Auf Antrag von IMS untersagte das Landgericht Frankfurt am Main der Pharma Intranet Information AG (und nachfolgend NDC), irgendeine Struktur zu verwenden, die von jener von IMS abgeleitet ist, weil die von IMS verwendete Struktur ein dem Urheberrechtsschutz zugängliches Datenbankwerk wäre. Das LG Frankfurt am Main vertrat die Ansicht, IMS würde sich nicht weigern dürfen, NDC eine Lizenz zu erteilen, wenn diese Weigerung nach dem Gemeinschaftsrecht als Missbrauch einer beherrschenden Stellung anzusehen wäre. Es legte daher dem EuGH Fragen über die Bedingungen vor, unter denen ein solches Verhalten den Missbrauch einer beherrschenden Stellung darstellt.
Der Europäische Gerichtshof stellt zunächst fest, dass es Sache des nationalen Gerichts ist, zu beurteilen, ob ein Produkt oder eine Dienstleistung unerlässlich für ein Unternehmen ist, das auf dem betreffenden Markt tätig werden will. In diesem Zusammenhang muss das nationale Gericht untersuchen, ob es Produkte oder Dienstleistungen gibt, die Alternativlösungen darstellen.

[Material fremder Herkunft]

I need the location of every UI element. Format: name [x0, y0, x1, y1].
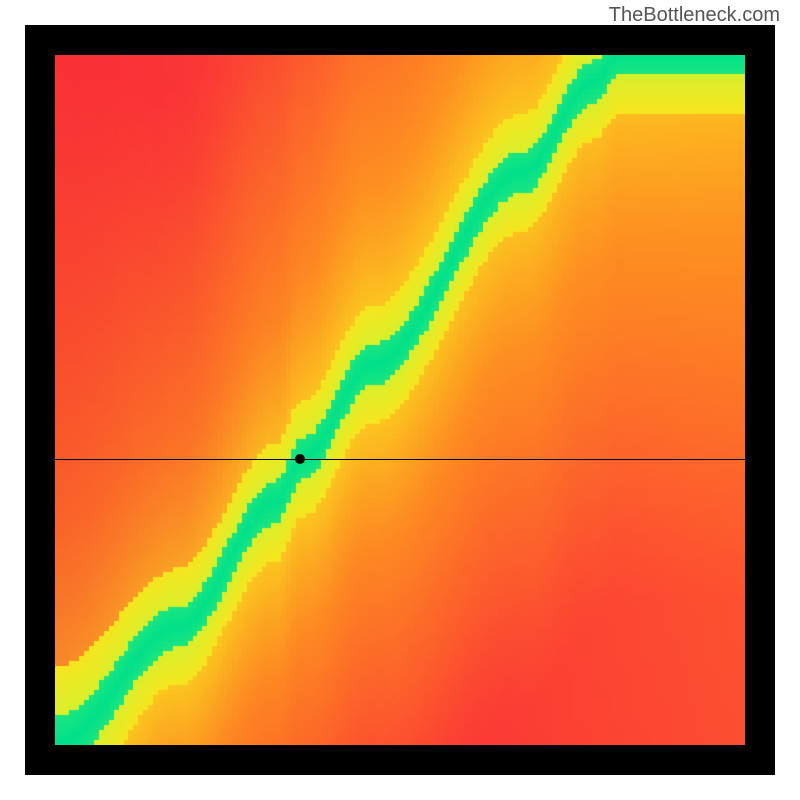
heatmap-canvas	[55, 55, 745, 745]
crosshair-horizontal	[55, 459, 745, 460]
selected-point-marker	[295, 454, 305, 464]
plot-area	[55, 55, 745, 745]
plot-outer-frame	[25, 25, 775, 775]
bottleneck-heatmap: TheBottleneck.com	[0, 0, 800, 800]
watermark-text: TheBottleneck.com	[609, 4, 780, 27]
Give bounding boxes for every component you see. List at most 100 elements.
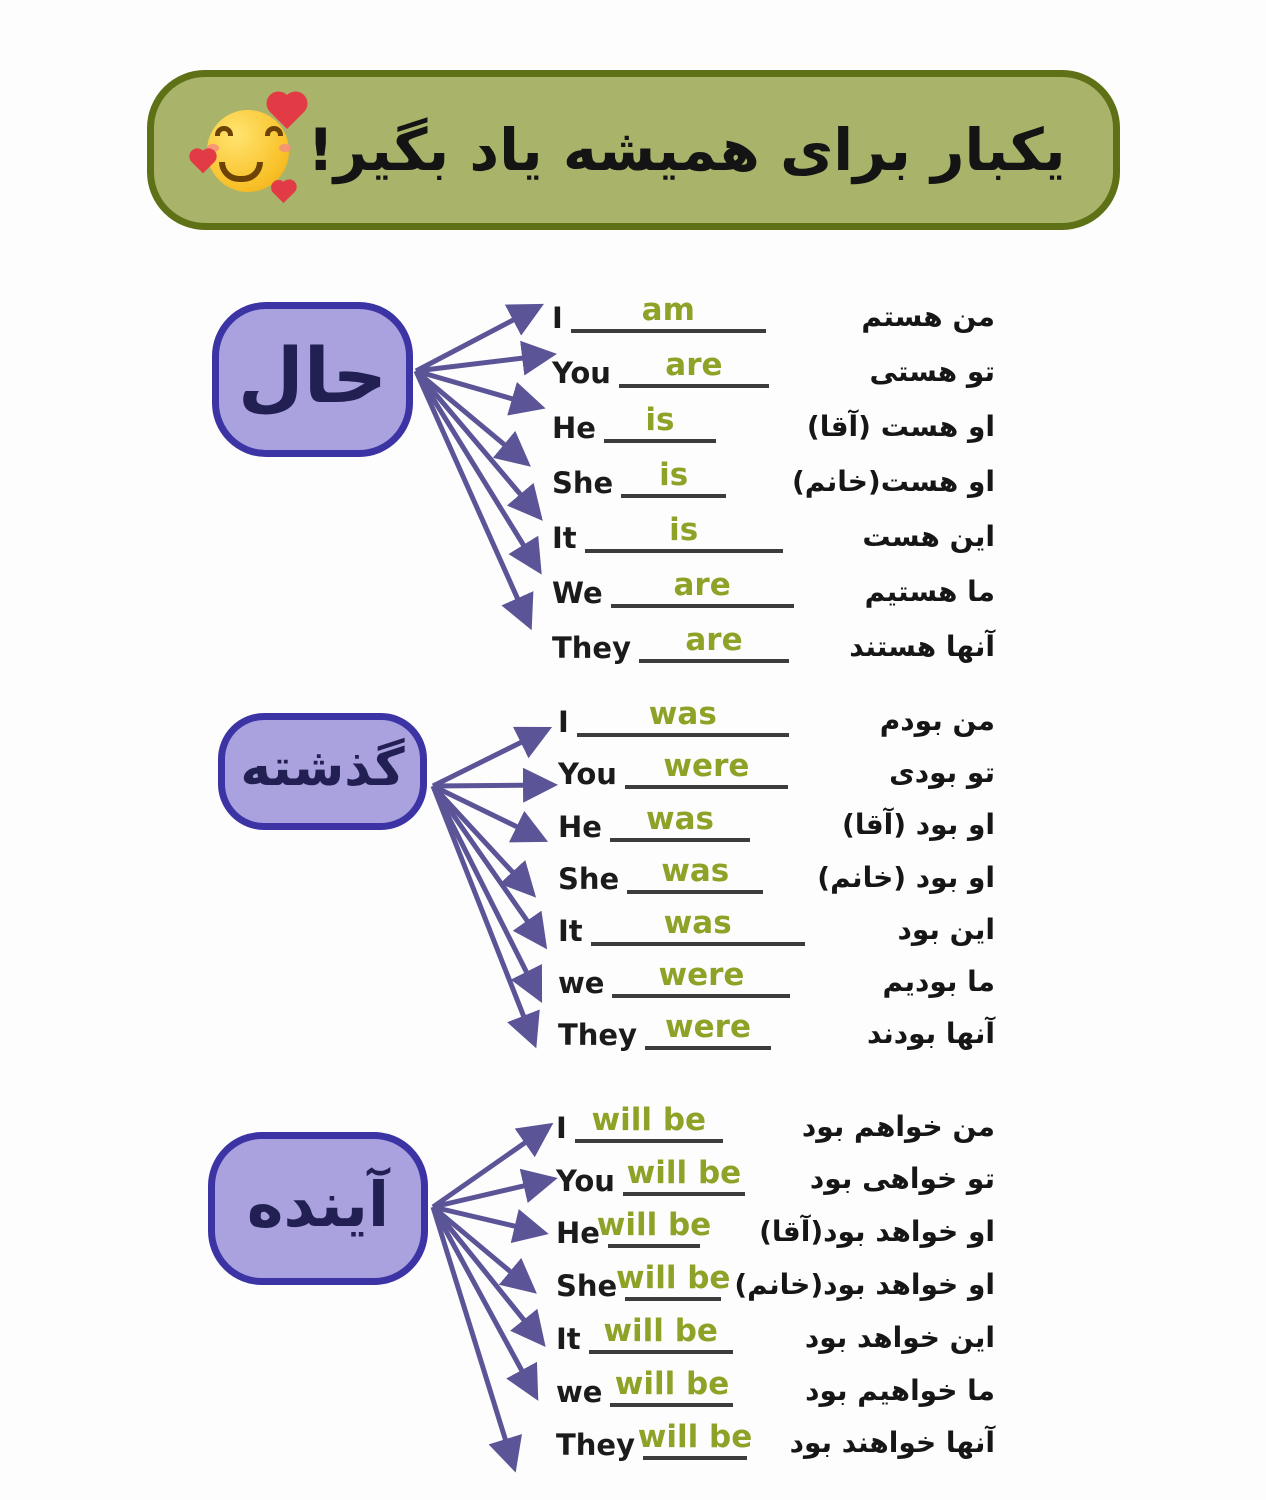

Im vorliegenden Fall kann das nationale Gericht berücksichtigen, dass die intensive Einbeziehung der Pharmaunternehmen in die Entwicklung der Bausteinstruktur eine Abhängigkeit technischer Art der Nutzer von dieser Struktur schaffen konnte. Daher wäre es für die betreffenden Pharmaunternehmen wahrscheinlich mit enormem technischen und wirtschaftlichen Aufwand verbunden, auf den Erwerb von Marktberichten umzustellen, die auf einer Alternativstruktur beruhen.
Anschließend weist der EuGH darauf hin, dass das ausschließliche Recht der Vervielfältigung zu den Vorrechten des Inhabers eines Immaterialgüterrechts gehört, so dass die Verweigerung einer Lizenz als solche keinen Missbrauch einer beherrschenden Stellung darstellen kann. Die Ausübung des ausschließlichen Rechts kann jedoch unter außergewöhnlichen Umständen als missbräuchliches Verhalten anzusehen sein. Ein Unternehmen, das über ein Recht des geistigen Eigentums verfügt und den Zugang zu Erzeugnissen oder Dienstleistungen verweigert, die für eine bestimmte Tätigkeit unerlässlich sind, handelt missbräuchlich, wenn drei Bedingungen erfüllt sind:
.) Das Unternehmen, das um die Lizenz ersucht hat, beabsichtigt, neue Erzeugnisse oder Dienstleistungen anzubieten, die der Inhaber des betreffenden Rechts nicht anbietet und für die eine potenzielle Nachfrage der Verbraucher besteht;
.) die Weigerung ist nicht aus sachlichen Gründen gerechtfertigt;
.) die Weigerung ist geeignet, dem Unternehmen, das über das Recht des geistigen Eigentums verfügt, den betreffenden Markt vorzubehalten, indem jeglicher Wettbewerb auf diesem Markt ausgeschlossen wird.